Sur le rayon, deux drapeaux suisses s’accolent au prix: 3,68 francs. Au premier abord, en ce mercredi 31 mai, la «viande séchée Rauchmöckli» de la marque Alpina vendue dans cette succursale lausannoise d’Aldi Suisse paraît bien helvétique. Sauf qu’il y a un hic.
À y regarder de plus près, l’autocollant apposé au dos de la barquette mentionne: «Elaboré en Suisse avec de la viande de DE/CH». En d’autres termes, cette denrée est à base de bœuf allemand et suisse.
Est-ce le cas dans d’autres magasins du distributeur allemand? Pourquoi afficher la croix blanche sur un aliment provenant en partie d’un pays voisin? La clientèle ne risque-t-elle pas d’être induite en erreur? Est-ce bien légal? Blick a adressé toutes ces questions au hard-discounter.
Étiquettes bientôt remplacées
«À la suite d'une erreur lors de la gestion des articles, le drapeau suisse s’est égaré sur l’étiquette de prix du mauvais produit, écrit le service de presse d’Aldi Suisse dans son e-mail, daté du 2 juin. Pour la viande séchée 'Rauchmöckli', il ne devrait effectivement pas y avoir de drapeau suisse.» Il est d’ailleurs souligné que c’est «à juste titre» que ledit étendard ne figure pas sur l’emballage.
L’entreprise s’excuse pour «cette méprise». «Nous avons déjà adapté l’information dans notre système et nous remplacerons les étiquettes de prix dans les filiales concernées dès que possible.»
Combien d'étalages sont-ils touchés? «L'article fait partie de notre assortiment standard. Une grande partie de nos filiales est donc concernée», précise le distributeur. Ce lundi 5 juin, l'un des deux fanions a disparu, mais pas celui reproduit directement sur la petite cartouche, a constaté Blick.
Une loi complexe
L’usage des armoiries de la Confédération et de symboles comme Guillaume Tell, le Cervin ou Dame Helvetia à des fins publicitaires est encadré par la loi fédérale sur la protection des marques et des indications de provenance.
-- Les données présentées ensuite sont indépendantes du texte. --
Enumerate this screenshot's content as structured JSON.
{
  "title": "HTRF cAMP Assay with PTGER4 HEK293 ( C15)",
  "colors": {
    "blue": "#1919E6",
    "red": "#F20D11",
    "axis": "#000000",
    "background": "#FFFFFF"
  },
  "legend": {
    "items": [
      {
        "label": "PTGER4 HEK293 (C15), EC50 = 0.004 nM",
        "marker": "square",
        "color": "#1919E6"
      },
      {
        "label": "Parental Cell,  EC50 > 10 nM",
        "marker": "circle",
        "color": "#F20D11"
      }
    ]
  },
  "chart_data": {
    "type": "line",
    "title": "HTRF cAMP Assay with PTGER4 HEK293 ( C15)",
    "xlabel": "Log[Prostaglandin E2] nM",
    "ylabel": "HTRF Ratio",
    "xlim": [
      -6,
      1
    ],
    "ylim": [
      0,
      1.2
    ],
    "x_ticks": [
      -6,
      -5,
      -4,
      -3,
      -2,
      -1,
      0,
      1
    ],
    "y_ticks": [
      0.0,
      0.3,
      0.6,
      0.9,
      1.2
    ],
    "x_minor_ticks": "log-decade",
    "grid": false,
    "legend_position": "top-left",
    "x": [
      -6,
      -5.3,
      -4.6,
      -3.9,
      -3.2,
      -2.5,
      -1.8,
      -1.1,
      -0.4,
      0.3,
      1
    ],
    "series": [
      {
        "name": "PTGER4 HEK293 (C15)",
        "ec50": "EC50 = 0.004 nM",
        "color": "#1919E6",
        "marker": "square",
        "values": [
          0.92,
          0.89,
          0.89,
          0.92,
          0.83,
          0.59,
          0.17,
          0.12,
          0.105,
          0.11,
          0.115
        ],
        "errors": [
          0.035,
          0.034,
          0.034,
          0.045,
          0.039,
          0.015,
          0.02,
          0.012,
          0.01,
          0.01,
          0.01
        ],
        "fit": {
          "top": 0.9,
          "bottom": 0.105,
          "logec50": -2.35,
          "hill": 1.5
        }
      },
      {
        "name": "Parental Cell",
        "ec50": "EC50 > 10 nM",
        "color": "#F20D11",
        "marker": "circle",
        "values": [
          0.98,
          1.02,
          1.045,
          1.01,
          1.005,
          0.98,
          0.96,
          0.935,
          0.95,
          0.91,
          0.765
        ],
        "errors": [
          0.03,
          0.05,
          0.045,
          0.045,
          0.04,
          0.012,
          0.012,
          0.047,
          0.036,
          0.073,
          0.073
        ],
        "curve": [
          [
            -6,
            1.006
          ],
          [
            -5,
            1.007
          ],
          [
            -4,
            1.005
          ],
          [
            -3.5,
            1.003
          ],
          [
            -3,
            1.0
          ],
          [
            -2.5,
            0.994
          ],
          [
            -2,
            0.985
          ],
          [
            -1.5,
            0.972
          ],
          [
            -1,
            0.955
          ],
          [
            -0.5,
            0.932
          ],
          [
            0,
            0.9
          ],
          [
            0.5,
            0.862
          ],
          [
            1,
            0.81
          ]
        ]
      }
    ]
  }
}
Les critères sont précis, mais des exceptions existent.
Qu’en est-il pour la viande fumée? Dans ce cas précis, «le drapeau suisse peut être utilisé si au moins 80% du poids des matières premières qui la composent proviennent de Suisse, et si la transformation qui lui confère ses caractéristiques essentielles (en l’occurrence le fumage) a eu lieu en Suisse», développe Nicolas Guyot, de l’Institut fédéral de la propriété intellectuel (IPI), contacté par Blick.
Éviter toute tromperie
Et ce, pour éviter toute tromperie. «Dans le contexte des photos envoyées (ndlr: celles publiées par Blick), le drapeau suisse est bien mis en évidence, il est accrocheur et clairement utilisé de manière à indiquer qu’il s’agit d’un produit suisse, analyse le chef adjoint du service juridique sur le droit de la propriété industrielle, ce lundi 5 juin. Par conséquent, les deux critères ci-dessus doivent être cumulativement remplis pour cette viande.»
En clair: «Si dans un paquet il y a plus de 20% du poids de la viande qui provient d’Allemagne, l’utilisation du drapeau suisse est illégale», résume Nicolas Guyot. Voilà la question tranchée. Ou presque: Aldi n'indique pas quelle est la quantité de bidoche germanique dans cette charcuterie «recomposée».